Os mercados petrolíferos estão transformados numa montanha-russa desde que a guerra teve início, voando a 09 de Março para os 139 USD, em Londres, ameaçando mesmo bater o recorde histórico dos 147, em Julho de 2008, e caindo como uma pedra para os 95 USD a 16 de Março, a partir de onde iniciou uma lenta para aparentemente sólida recuperação.
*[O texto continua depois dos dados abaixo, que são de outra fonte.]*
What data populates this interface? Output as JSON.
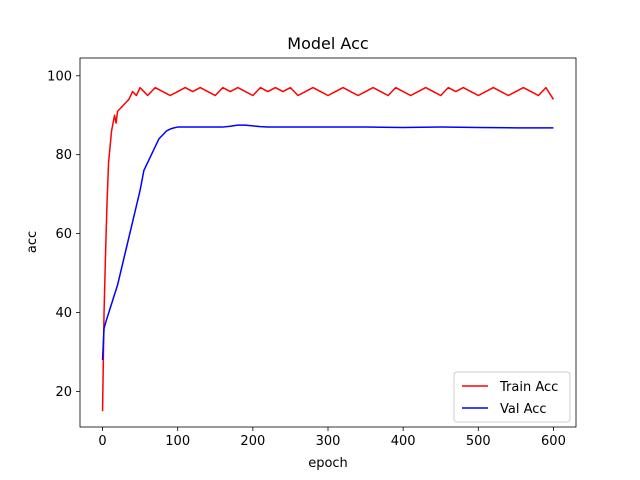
{
  "chart_data": {
    "type": "line",
    "title": "Model Acc",
    "xlabel": "epoch",
    "ylabel": "acc",
    "xlim": [
      -30,
      630
    ],
    "ylim": [
      11,
      104.5
    ],
    "xticks": [
      0,
      100,
      200,
      300,
      400,
      500,
      600
    ],
    "yticks": [
      20,
      40,
      60,
      80,
      100
    ],
    "grid": false,
    "legend": "lower-right",
    "series": [
      {
        "name": "Train Acc",
        "color": "#ff0000",
        "x": [
          0,
          2,
          4,
          6,
          8,
          10,
          12,
          14,
          16,
          18,
          20,
          25,
          30,
          35,
          40,
          45,
          50,
          55,
          60,
          70,
          80,
          90,
          100,
          110,
          120,
          130,
          140,
          150,
          160,
          170,
          180,
          190,
          200,
          210,
          220,
          230,
          240,
          250,
          260,
          270,
          280,
          290,
          300,
          310,
          320,
          330,
          340,
          350,
          360,
          370,
          380,
          390,
          400,
          410,
          420,
          430,
          440,
          450,
          460,
          470,
          480,
          490,
          500,
          510,
          520,
          530,
          540,
          550,
          560,
          570,
          580,
          590,
          600
        ],
        "y": [
          15,
          40,
          55,
          68,
          78,
          82,
          86,
          88,
          90,
          88,
          91,
          92,
          93,
          94,
          96,
          95,
          97,
          96,
          95,
          97,
          96,
          95,
          96,
          97,
          96,
          97,
          96,
          95,
          97,
          96,
          97,
          96,
          95,
          97,
          96,
          97,
          96,
          97,
          95,
          96,
          97,
          96,
          95,
          96,
          97,
          96,
          95,
          96,
          97,
          96,
          95,
          97,
          96,
          95,
          96,
          97,
          96,
          95,
          97,
          96,
          97,
          96,
          95,
          96,
          97,
          96,
          95,
          96,
          97,
          96,
          95,
          97,
          94
        ]
      },
      {
        "name": "Val Acc",
        "color": "#0000ff",
        "x": [
          0,
          2,
          5,
          10,
          15,
          20,
          25,
          30,
          35,
          40,
          45,
          50,
          55,
          60,
          65,
          70,
          75,
          80,
          85,
          90,
          95,
          100,
          110,
          120,
          130,
          140,
          150,
          160,
          170,
          180,
          190,
          200,
          210,
          220,
          250,
          300,
          350,
          400,
          450,
          500,
          550,
          600
        ],
        "y": [
          28,
          36,
          38,
          41,
          44,
          47,
          51,
          55,
          59,
          63,
          67,
          71,
          76,
          78,
          80,
          82,
          84,
          85,
          86,
          86.5,
          86.8,
          87,
          87,
          87,
          87,
          87,
          87,
          87,
          87.2,
          87.5,
          87.5,
          87.3,
          87.1,
          87,
          87,
          87,
          87,
          86.9,
          87,
          86.9,
          86.8,
          86.8
        ]
      }
    ]
  }
}
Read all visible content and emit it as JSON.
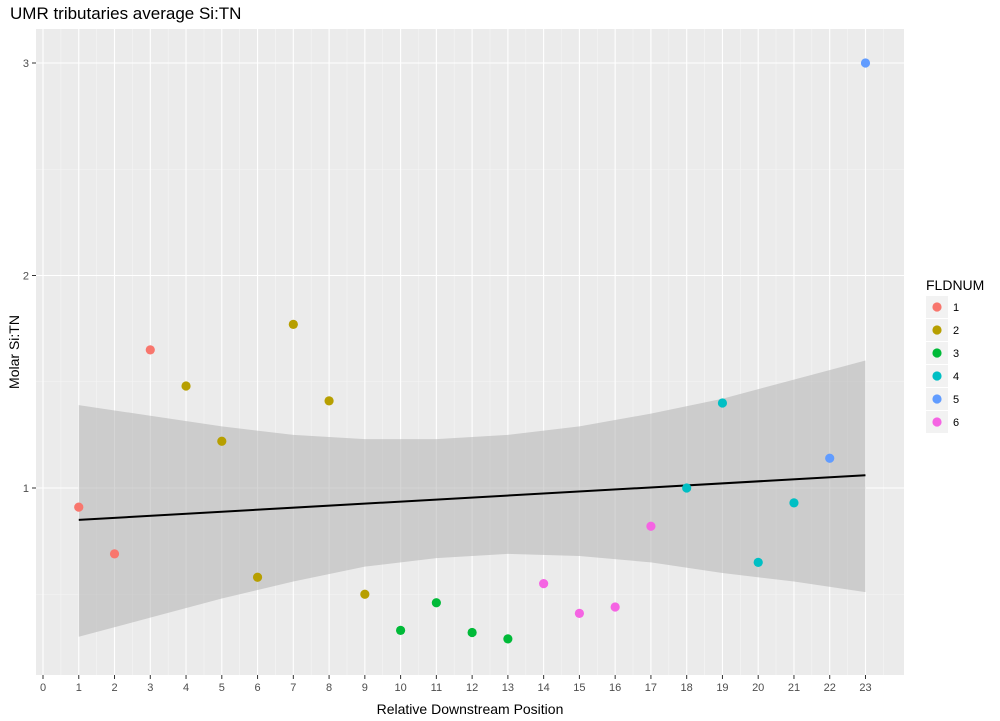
{
  "chart_data": {
    "type": "scatter",
    "title": "UMR tributaries average Si:TN",
    "xlabel": "Relative Downstream Position",
    "ylabel": "Molar Si:TN",
    "xlim": [
      0,
      23
    ],
    "ylim": [
      0.2,
      3.05
    ],
    "x_ticks": [
      "0",
      "1",
      "2",
      "3",
      "4",
      "5",
      "6",
      "7",
      "8",
      "9",
      "10",
      "11",
      "12",
      "13",
      "14",
      "15",
      "16",
      "17",
      "18",
      "19",
      "20",
      "21",
      "22",
      "23"
    ],
    "y_ticks": [
      "1",
      "2",
      "3"
    ],
    "grid": true,
    "legend": {
      "title": "FLDNUM",
      "position": "right",
      "entries": [
        {
          "label": "1",
          "color": "#F8766D"
        },
        {
          "label": "2",
          "color": "#B79F00"
        },
        {
          "label": "3",
          "color": "#00BA38"
        },
        {
          "label": "4",
          "color": "#00BFC4"
        },
        {
          "label": "5",
          "color": "#619CFF"
        },
        {
          "label": "6",
          "color": "#F564E3"
        }
      ]
    },
    "points": [
      {
        "x": 1,
        "y": 0.91,
        "group": "1"
      },
      {
        "x": 2,
        "y": 0.69,
        "group": "1"
      },
      {
        "x": 3,
        "y": 1.65,
        "group": "1"
      },
      {
        "x": 4,
        "y": 1.48,
        "group": "2"
      },
      {
        "x": 5,
        "y": 1.22,
        "group": "2"
      },
      {
        "x": 6,
        "y": 0.58,
        "group": "2"
      },
      {
        "x": 7,
        "y": 1.77,
        "group": "2"
      },
      {
        "x": 8,
        "y": 1.41,
        "group": "2"
      },
      {
        "x": 9,
        "y": 0.5,
        "group": "2"
      },
      {
        "x": 10,
        "y": 0.33,
        "group": "3"
      },
      {
        "x": 11,
        "y": 0.46,
        "group": "3"
      },
      {
        "x": 12,
        "y": 0.32,
        "group": "3"
      },
      {
        "x": 13,
        "y": 0.29,
        "group": "3"
      },
      {
        "x": 14,
        "y": 0.55,
        "group": "6"
      },
      {
        "x": 15,
        "y": 0.41,
        "group": "6"
      },
      {
        "x": 16,
        "y": 0.44,
        "group": "6"
      },
      {
        "x": 17,
        "y": 0.82,
        "group": "6"
      },
      {
        "x": 18,
        "y": 1.0,
        "group": "4"
      },
      {
        "x": 19,
        "y": 1.4,
        "group": "4"
      },
      {
        "x": 20,
        "y": 0.65,
        "group": "4"
      },
      {
        "x": 21,
        "y": 0.93,
        "group": "4"
      },
      {
        "x": 22,
        "y": 1.14,
        "group": "5"
      },
      {
        "x": 23,
        "y": 3.0,
        "group": "5"
      }
    ],
    "fit_line": {
      "x": [
        1,
        23
      ],
      "y": [
        0.85,
        1.06
      ],
      "color": "#000000"
    },
    "confidence_band": {
      "x": [
        1,
        3,
        5,
        7,
        9,
        11,
        13,
        15,
        17,
        19,
        21,
        23
      ],
      "upper": [
        1.39,
        1.34,
        1.29,
        1.25,
        1.23,
        1.23,
        1.25,
        1.29,
        1.35,
        1.42,
        1.51,
        1.6
      ],
      "lower": [
        0.3,
        0.39,
        0.48,
        0.56,
        0.63,
        0.67,
        0.69,
        0.68,
        0.65,
        0.6,
        0.56,
        0.51
      ]
    },
    "colors": {
      "panel_background": "#EBEBEB",
      "grid_major": "#FFFFFF",
      "band": "#B3B3B3"
    }
  }
}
Hoje, perto das 11:40, hora de Luanda, o Brent valorizava o barril para entrega em Abril, em mais de 2%, para os 118,42 USD, enquanto o WTI, de Nova Iorque, à mesma hora, subia 2,18%, para os 11ª,69 USD, entregas também para Abril.
Por detrás de tanta expectativa e nervosismo está a possibilidade de um crescendo nas sanções à Rússia aplicadas pelo ocidente, nomeadamente uma decisão nesse sentido, seguindo as pegadas dos Estados Unidos, que já o fez de forma integral, da União Europeia, que tem uma reunião de alto nível, o Conselho da Europa, para onde foi convidado o Presidente dos EUA, Joe Biden, e onde essa questão vai estar em cima da mesa a partir desta quinta-feira.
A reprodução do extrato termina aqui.